Sharmaidze belongs in jail, but wants nothing to do with Mr. Pullara's
campaign. She declined to comment further.

In 2004, Mr. Pullara traveled to Tbilisi to formally ask for the case
to be reopened. Irakli Batiashvili, Georgia's intelligence chief at
the time of the shooting, signed an affidavit alleging that the
evidence used to convict Mr. Sharmaidze had been "manufactured," and
that the spy's death was a "thoroughly planned and professionally
executed political assassination."

A Georgian court rejected the appeal for a review, but the prosecutor
general later asked Mr. Sanshiashvili, a senior investigator, to take
another look at the affair. The absence of key witnesses, says the
investigator, has made this difficult.

Of Mr. Woodruff's three companions in the Niva, only Mr. Gogoladze,
the driver, is still around. He now says he is certain the shooting
was an accident and Mr. Sharmaidze was responsible.

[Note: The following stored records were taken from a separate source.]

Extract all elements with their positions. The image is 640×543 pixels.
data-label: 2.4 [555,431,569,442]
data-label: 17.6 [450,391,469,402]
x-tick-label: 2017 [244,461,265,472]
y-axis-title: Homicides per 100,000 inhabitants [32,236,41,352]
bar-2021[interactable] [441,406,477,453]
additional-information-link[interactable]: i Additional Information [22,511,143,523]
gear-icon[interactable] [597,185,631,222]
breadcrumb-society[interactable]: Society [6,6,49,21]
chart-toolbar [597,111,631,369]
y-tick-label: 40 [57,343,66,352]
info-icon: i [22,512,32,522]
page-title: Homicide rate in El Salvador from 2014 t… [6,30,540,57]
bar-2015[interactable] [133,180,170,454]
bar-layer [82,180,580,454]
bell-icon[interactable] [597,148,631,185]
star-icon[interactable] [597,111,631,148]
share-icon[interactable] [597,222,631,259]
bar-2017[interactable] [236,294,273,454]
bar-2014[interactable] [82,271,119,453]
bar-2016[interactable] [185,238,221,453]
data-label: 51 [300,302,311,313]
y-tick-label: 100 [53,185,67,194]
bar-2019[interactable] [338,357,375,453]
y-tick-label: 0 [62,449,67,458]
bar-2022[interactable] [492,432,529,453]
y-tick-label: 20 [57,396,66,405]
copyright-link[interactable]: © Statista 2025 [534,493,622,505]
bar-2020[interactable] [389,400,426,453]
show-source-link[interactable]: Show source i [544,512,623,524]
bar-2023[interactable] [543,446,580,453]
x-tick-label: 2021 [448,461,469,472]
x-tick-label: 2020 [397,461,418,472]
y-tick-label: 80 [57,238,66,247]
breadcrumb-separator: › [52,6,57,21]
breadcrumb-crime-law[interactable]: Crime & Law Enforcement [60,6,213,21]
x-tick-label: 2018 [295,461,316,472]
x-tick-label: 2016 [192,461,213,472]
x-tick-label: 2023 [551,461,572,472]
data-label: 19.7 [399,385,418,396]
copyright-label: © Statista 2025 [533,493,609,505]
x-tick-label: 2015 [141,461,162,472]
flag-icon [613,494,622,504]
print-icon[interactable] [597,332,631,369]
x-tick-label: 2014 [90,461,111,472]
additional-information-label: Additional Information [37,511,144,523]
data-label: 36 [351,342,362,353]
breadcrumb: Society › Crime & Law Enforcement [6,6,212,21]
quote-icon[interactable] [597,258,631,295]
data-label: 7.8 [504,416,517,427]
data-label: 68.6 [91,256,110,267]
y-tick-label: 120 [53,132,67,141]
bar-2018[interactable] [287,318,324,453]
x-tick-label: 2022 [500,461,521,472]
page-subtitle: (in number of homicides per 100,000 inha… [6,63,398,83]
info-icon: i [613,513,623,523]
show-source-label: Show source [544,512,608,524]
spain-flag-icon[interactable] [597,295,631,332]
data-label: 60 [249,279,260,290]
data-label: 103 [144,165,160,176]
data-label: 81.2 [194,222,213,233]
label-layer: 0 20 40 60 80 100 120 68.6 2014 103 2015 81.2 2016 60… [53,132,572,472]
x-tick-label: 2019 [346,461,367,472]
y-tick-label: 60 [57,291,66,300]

Ms. Kapanadze, the barmaid, has left Georgia and has been rumored
variously to be in Turkey, Estonia and Germany. The second woman, Ms.
Darchiashvili, has also vanished, says Mr. Sanshiashvili, the
investigator. Neighbors at her old Tbilisi address say she moved out
years ago.

Georgia's president, Mr. Saakashvili, heavily dependent on U.S.
support to stay in power, says he's agnostic himself on who killed Mr.
Woodruff. "It is very hard to disclose the facts" after so many years,
he says. This leaves "a never-ending field for speculation."